TEMPO.CO, Bekasi - Ketua Dewan Pakar Wahana Lingkungan Hidup Indonesia Bagong Sutoyo mengatakan solusi untuk mengatasi kisruh sampah di Tempat Pengolahan Sampah Terpadu Bantargebang ialah duduk bersama. "Karena ada pemahaman yang tumpang-tindih," katanya, Jumat, 13 November 2015.
Menurut dia, pihak yang harus duduk bersama adalah pengelola TPST Bantargebang, DKI Jakarta, dan Kota Bekasi. Dalam pertemuan itu, harus dipilah kewajiban-kewajiban yang tercantum dalam klausul perjanjian kerja sama.
Ada dua perjanjian yang berbeda, yaitu antara Kota Bekasi dan Jakarta serta antara Jakarta dan perusahaan pengelola TPST Bantargebang.
Akibat tumpang-tindih pemahaman perjanjian kerja sama ini, masyarakat di sekitar TPST Bantargebang menjadi korban. Paling mendasar ialah tak ada buffer zone yang mengelilingi tempat pembuangan milik DKI Jakarta. "Jadi ada pemisah, antara TPST dan permukiman warga," ucapnya.
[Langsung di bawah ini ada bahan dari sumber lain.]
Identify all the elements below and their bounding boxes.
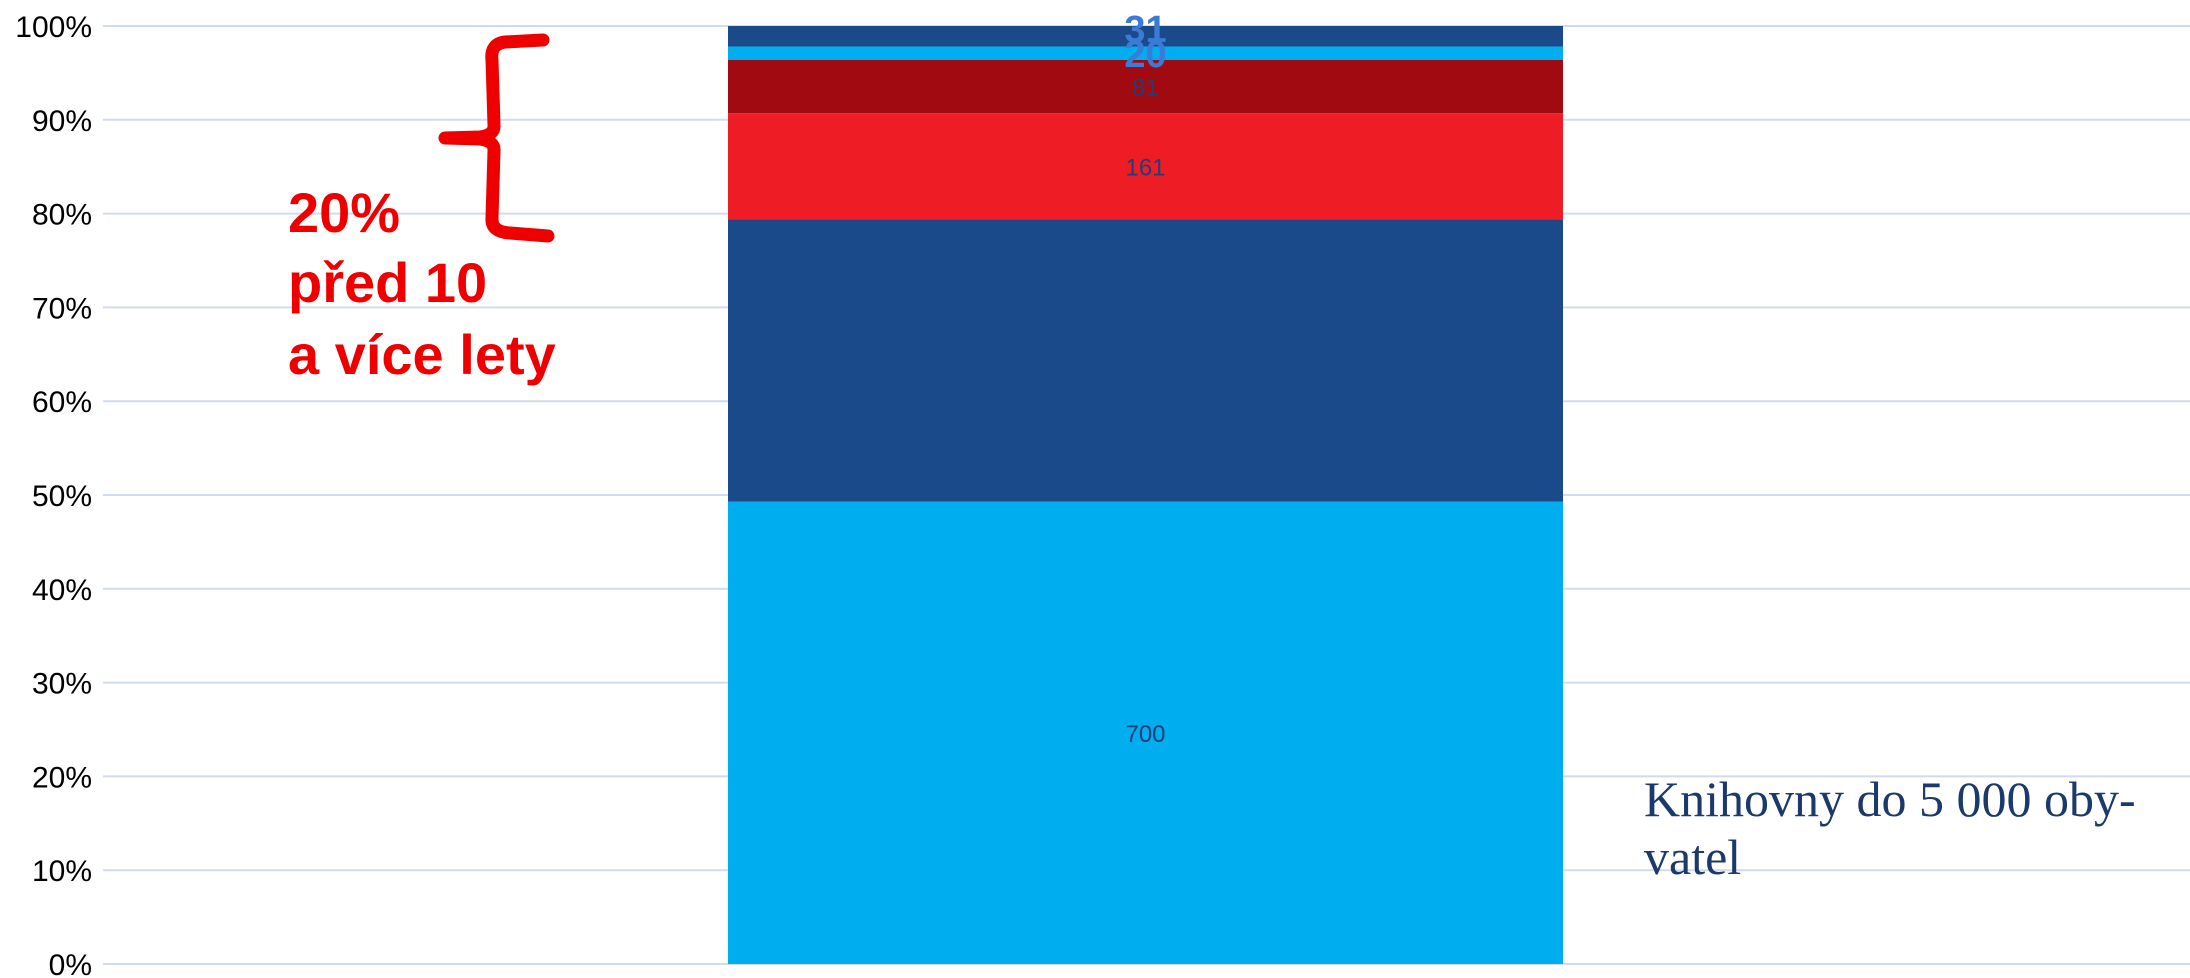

Ia menjelaskan, buffer zone minimal selebar 5 meter mengelilingi TPST Bantargebang. Tanaman buffer zone disarankan yang dapat tumbuh besar karena bisa menyerap udara dari sampah, sehingga masyarakat yang bermukim di sekitar tak terkena dampak bau sampah.
Baca Juga:
Berdasarkan dokumen yang diperoleh Tempo, perjanjian kerja sama peningkatan pemanfaatan lahan TPST Bantargebang dibuat pada 2009, yang ditandatangi Wali Kota Bekasi pada saat itu, Mochtar Muhammad, dan Gubernur DKI Jakarta Fauzi Bowo. Dalam klausul tersebut, ada 13 kewajiban pihak DKI Jakarta.
Adapun perjanjian tambahan atau adendum dibuat pada 2013, yang diteken Wali Kota Bekasi Rahmat Effendi dan Gubernur DKI Jakarta Joko Widodo.